Monday, June 17, 2013

Module 2 – Ox Cart Man, by: Donald Hall




PLOT:  This is a simple story of a family in the New England colonies during the 19th Century. The family works hard as the seasons change and they make products such as candles, mittens, blankets, brooms and many other items. They make these products by making use what the earth produces and the farm animals they have. They work all year long and in the fall father makes a journey into town to sell his products so that he can purchase other items to continue the cycle.  After he sells everything including the ox and cart that he rode into town with; he then purchases a few items for his family.  He buys an iron kettle for his wife, an embroidery needle for his daughter, a carving knife for his son and two pounds of wintergreen peppermint candies for his entire family to enjoy.

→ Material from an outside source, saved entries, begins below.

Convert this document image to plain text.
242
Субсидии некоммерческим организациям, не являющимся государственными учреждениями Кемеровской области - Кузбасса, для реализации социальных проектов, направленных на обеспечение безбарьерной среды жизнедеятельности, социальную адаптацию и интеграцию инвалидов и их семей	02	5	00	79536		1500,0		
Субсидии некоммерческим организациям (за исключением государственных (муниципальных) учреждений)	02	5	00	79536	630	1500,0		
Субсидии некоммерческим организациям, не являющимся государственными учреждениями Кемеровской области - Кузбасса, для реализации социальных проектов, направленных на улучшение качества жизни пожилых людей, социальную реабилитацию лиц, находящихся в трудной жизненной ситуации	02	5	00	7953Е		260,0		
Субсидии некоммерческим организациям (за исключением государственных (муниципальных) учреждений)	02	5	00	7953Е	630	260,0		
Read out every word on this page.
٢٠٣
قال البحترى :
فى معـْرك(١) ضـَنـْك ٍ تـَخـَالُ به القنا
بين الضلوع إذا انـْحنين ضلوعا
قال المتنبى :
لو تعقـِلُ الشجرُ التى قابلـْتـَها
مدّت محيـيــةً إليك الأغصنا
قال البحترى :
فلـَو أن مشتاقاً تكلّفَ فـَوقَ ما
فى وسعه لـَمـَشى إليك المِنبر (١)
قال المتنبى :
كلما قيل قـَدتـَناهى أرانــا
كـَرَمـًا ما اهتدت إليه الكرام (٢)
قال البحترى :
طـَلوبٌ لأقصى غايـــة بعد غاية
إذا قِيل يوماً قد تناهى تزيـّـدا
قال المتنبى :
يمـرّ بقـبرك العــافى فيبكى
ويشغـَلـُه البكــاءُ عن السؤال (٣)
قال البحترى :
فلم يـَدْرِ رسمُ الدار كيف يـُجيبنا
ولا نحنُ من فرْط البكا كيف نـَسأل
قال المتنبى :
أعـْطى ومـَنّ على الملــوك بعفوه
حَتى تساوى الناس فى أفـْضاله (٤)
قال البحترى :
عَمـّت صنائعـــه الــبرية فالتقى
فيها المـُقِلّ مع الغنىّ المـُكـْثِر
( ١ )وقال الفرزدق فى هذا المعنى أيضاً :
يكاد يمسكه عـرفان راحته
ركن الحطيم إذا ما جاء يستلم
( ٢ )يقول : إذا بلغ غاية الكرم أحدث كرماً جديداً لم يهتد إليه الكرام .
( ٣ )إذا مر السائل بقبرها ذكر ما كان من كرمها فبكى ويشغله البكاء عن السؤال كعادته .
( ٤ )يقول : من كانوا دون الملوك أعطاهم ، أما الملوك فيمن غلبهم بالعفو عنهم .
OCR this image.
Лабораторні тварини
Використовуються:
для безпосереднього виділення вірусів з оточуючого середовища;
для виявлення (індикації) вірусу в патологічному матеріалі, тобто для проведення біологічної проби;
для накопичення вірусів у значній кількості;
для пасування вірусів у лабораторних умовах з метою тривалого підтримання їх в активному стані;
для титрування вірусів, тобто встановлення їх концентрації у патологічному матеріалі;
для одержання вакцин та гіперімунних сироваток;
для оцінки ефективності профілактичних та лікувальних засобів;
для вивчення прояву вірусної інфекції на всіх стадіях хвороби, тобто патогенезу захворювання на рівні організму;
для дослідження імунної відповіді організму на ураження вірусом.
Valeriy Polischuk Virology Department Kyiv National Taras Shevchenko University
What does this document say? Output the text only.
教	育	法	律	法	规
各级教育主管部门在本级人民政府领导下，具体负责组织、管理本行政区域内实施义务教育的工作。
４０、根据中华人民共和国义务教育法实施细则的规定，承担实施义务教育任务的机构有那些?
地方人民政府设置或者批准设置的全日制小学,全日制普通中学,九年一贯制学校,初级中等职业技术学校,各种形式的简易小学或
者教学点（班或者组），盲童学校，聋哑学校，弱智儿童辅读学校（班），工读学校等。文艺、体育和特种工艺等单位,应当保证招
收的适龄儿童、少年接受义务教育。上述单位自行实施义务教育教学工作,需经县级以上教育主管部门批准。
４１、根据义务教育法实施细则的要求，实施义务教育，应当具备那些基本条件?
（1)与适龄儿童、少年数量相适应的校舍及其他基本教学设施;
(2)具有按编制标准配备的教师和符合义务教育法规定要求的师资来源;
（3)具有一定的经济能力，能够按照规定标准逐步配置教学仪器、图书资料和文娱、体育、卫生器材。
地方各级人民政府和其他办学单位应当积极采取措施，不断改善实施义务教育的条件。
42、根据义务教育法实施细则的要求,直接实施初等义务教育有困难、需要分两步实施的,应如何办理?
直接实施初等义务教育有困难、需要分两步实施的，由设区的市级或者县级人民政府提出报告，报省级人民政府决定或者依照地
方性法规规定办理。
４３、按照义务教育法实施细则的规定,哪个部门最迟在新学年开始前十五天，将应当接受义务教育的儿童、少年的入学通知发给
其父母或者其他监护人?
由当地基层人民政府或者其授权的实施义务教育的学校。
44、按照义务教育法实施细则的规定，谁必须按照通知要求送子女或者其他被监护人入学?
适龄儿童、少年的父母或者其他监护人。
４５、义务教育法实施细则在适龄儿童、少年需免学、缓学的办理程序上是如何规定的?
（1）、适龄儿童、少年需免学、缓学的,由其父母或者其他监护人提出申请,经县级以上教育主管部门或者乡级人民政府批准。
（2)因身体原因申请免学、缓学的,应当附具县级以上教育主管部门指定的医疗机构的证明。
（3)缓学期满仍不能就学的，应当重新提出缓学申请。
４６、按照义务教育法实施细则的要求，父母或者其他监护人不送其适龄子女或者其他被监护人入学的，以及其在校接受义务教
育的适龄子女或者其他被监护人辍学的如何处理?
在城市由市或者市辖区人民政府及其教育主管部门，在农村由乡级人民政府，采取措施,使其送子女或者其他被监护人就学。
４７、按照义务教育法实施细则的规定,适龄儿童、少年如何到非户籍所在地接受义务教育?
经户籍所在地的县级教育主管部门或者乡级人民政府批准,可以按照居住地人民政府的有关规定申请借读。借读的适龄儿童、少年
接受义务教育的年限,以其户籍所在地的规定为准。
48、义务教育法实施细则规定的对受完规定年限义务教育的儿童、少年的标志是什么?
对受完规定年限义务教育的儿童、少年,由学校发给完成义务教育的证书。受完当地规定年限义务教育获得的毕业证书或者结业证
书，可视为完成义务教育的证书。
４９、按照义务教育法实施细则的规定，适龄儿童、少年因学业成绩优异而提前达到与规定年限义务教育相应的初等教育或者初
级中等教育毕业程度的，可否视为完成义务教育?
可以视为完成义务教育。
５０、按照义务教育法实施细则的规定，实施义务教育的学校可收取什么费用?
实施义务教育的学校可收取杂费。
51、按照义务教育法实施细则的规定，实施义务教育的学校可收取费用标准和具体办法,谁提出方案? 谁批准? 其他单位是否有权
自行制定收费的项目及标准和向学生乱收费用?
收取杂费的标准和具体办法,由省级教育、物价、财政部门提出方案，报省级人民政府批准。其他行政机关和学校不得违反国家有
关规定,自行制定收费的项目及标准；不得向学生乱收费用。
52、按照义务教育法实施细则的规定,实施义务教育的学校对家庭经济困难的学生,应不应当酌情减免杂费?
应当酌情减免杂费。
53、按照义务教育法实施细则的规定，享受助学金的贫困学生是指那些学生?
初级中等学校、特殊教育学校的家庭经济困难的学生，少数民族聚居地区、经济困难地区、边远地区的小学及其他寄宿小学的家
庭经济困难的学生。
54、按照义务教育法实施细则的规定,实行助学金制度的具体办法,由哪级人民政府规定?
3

He returns his journey back home and the cycle begins all over again.
Hall, D. (1979). Ox-cart Man. New York, NY: Viking Penguin Inc.

IMPRESSION OF THE BOOK:  This book was great, I really enjoyed this book because I was a social studies teacher and this book could be used to introduce the New England colonies.  The pictures are by far the best.  The pictures are very detailed and you can capture the feeling of really being in the New England colonies during this era.  The story has a great way of also introducing the ways of the economy during that time.  The New England colonies are known for making products and selling them, they didn’t rely on plantations because the land was so rocky.  Students could really grasp the reasons why factories eventually became the life style of the New England colonies.  My favorite part of this book is where the father sells everything but remembers his family and buys everyone something so that they can contribute back to making more stuff.
REVIEWS:  PreS-Gr2 – It is fall and farmer loads a car with the year’s produce, journeys to market, sells, buys, and returns to his family to begin the year’s work anew. The journey, and the ensuing year, unfold at a stately pace against the rich 19th-Century New England backdrop alive with the subtly changing colors and activities of the succeeding seasons.  By today’s standards, the pace may seem to measured, the plot to spare, the results of a year’s labor to slight, the goods purchased in exchange, minimal.  The dignity of the text and the beauty of the landscape draw readers on, and the reward is not to be measured, for the road that leads to the marketplace also leads home.  By stepping into the cycle at the precise point where the process, often, is seen to end, the author reinvents or us the sense that work defines us all, connects us with our world, and we are all rewarded-mother, father, son and daughter – equally, in measure of our effort. – Kristi L. Thomas, Northwest Regional Library, Vt.
Thomas, K. L. (1979). [Review of the book Ox-cart man, by Donald Hall]. School Library Journal, 26(2), 140.
USE IN THE LIBRARY: There are many activities that can be taken from this book one lesson could be writing and illustrating some pages to tell what the ox-cart family does in the summer.  Another lesson could be retelling the story to set it in today's world and how a family would work together to survive.